Should there be infinitely many composite numbers $m$ such that $\varphi (m) \mid m-1$, the problem is immediately solved. However, I found out that there aren't even any known number that sastifies what I desire (Lehmer's totient problem).
I attempted to give $a$ a certain value, e.g $7$, and try to build infinitely many composite numbers $m$. So far, I found out that $7^{24} \equiv 1 (\text{mod } 25)$, but that's it. I can't even solve the problem for a special case, let alone insights for the general case.
Currently, I'm stuck without any directions.
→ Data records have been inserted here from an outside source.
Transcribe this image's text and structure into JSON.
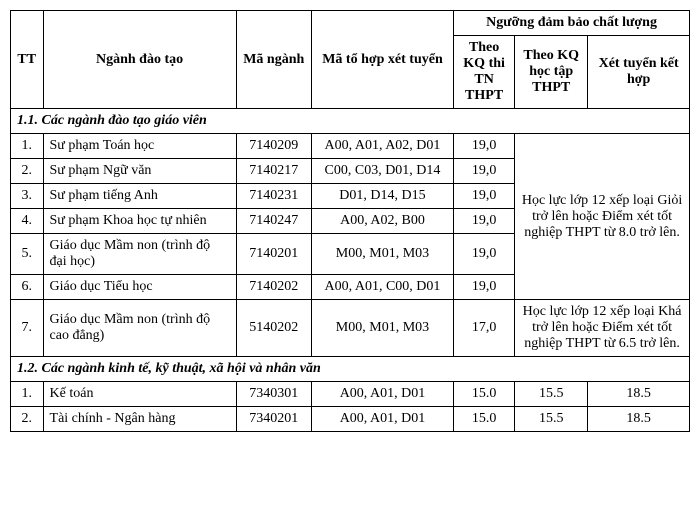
{
  "headers": {
    "tt": "TT",
    "nganh": "Ngành đào tạo",
    "ma_nganh": "Mã ngành",
    "ma_to_hop": "Mã tổ hợp xét tuyển",
    "nguong_group": "Ngưỡng đảm bảo chất lượng",
    "theo_thpt": "Theo KQ thi TN THPT",
    "theo_hoc_tap": "Theo KQ học tập THPT",
    "xet_ket_hop": "Xét tuyển kết hợp"
  },
  "section1": {
    "title": "1.1. Các ngành đào tạo giáo viên",
    "rows": [
      {
        "tt": "1.",
        "name": "Sư phạm Toán học",
        "code": "7140209",
        "comb": "A00, A01, A02, D01",
        "thpt": "19,0"
      },
      {
        "tt": "2.",
        "name": "Sư phạm Ngữ văn",
        "code": "7140217",
        "comb": "C00, C03, D01, D14",
        "thpt": "19,0"
      },
      {
        "tt": "3.",
        "name": "Sư phạm tiếng Anh",
        "code": "7140231",
        "comb": "D01, D14, D15",
        "thpt": "19,0"
      },
      {
        "tt": "4.",
        "name": "Sư phạm Khoa học tự nhiên",
        "code": "7140247",
        "comb": "A00, A02, B00",
        "thpt": "19,0"
      },
      {
        "tt": "5.",
        "name": "Giáo dục Mầm non (trình độ đại học)",
        "code": "7140201",
        "comb": "M00, M01, M03",
        "thpt": "19,0"
      },
      {
        "tt": "6.",
        "name": "Giáo dục Tiểu học",
        "code": "7140202",
        "comb": "A00, A01, C00, D01",
        "thpt": "19,0"
      }
    ],
    "note_merged_1": "Học lực lớp 12 xếp loại Giỏi trở lên hoặc Điểm xét tốt nghiệp THPT từ 8.0 trở lên.",
    "row7": {
      "tt": "7.",
      "name": "Giáo dục Mầm non (trình độ cao đẳng)",
      "code": "5140202",
      "comb": "M00, M01, M03",
      "thpt": "17,0"
    },
    "note_merged_2": "Học lực lớp 12 xếp loại Khá trở lên hoặc Điểm xét tốt nghiệp THPT từ 6.5 trở lên."
  },
  "section2": {
    "title": "1.2. Các ngành kinh tế, kỹ thuật, xã hội và nhân văn",
    "rows": [
      {
        "tt": "1.",
        "name": "Kế toán",
        "code": "7340301",
        "comb": "A00, A01, D01",
        "thpt": "15.0",
        "hoc": "15.5",
        "ket": "18.5"
      },
      {
        "tt": "2.",
        "name": "Tài chính - Ngân hàng",
        "code": "7340201",
        "comb": "A00, A01, D01",
        "thpt": "15.0",
        "hoc": "15.5",
        "ket": "18.5"
      }
    ]
  },
  "style": {
    "font_family": "Times New Roman",
    "base_fontsize_pt": 11,
    "border_color": "#000000",
    "background_color": "#ffffff",
    "text_color": "#000000"
  }
}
Any help is grealt appreciated
There can be infinitely many solutions for congruence $a^{m-1}≡1 \mod m$ if $a= km+1$,(this shows that a and m are co-primes) because with this condition we may write:
$a≡1 \mod m$⇒ $a^{m-1}≡1^{m-1}\mod m≡1\mod m$
Now for a given m There is always a number like $a=km+1$ and in contrary for a given a there is a number like m such that $km+1=a$. If m is composite then each factor of it satisfies the relation; in fact we have:
If $a^{m-1}≡1 \mod m$, and $m= \alpha\times \beta\times \theta...$ then following congruence hold:
$a^{\alpha-1}≡1 \mod m$
$a^{\beta-1}≡1 \mod m$
$a^{\theta-1}≡1 \mod m$
The general argument is to claim that the necessary and sufficient condition for congruence be hold is that $a-1$ and m must have a common divisor, in fact we have:
$(a-1)^m≡1\mod a≡1\mod m$
Examples:
$61^{20-1}≡1\mod 20$
$106^{21-1}≡1\mod 21$
$27^{52-1}≡1\mod 52$
In this example $a<m$ and congruence holds because $a-1$ and m have the common divisor 26.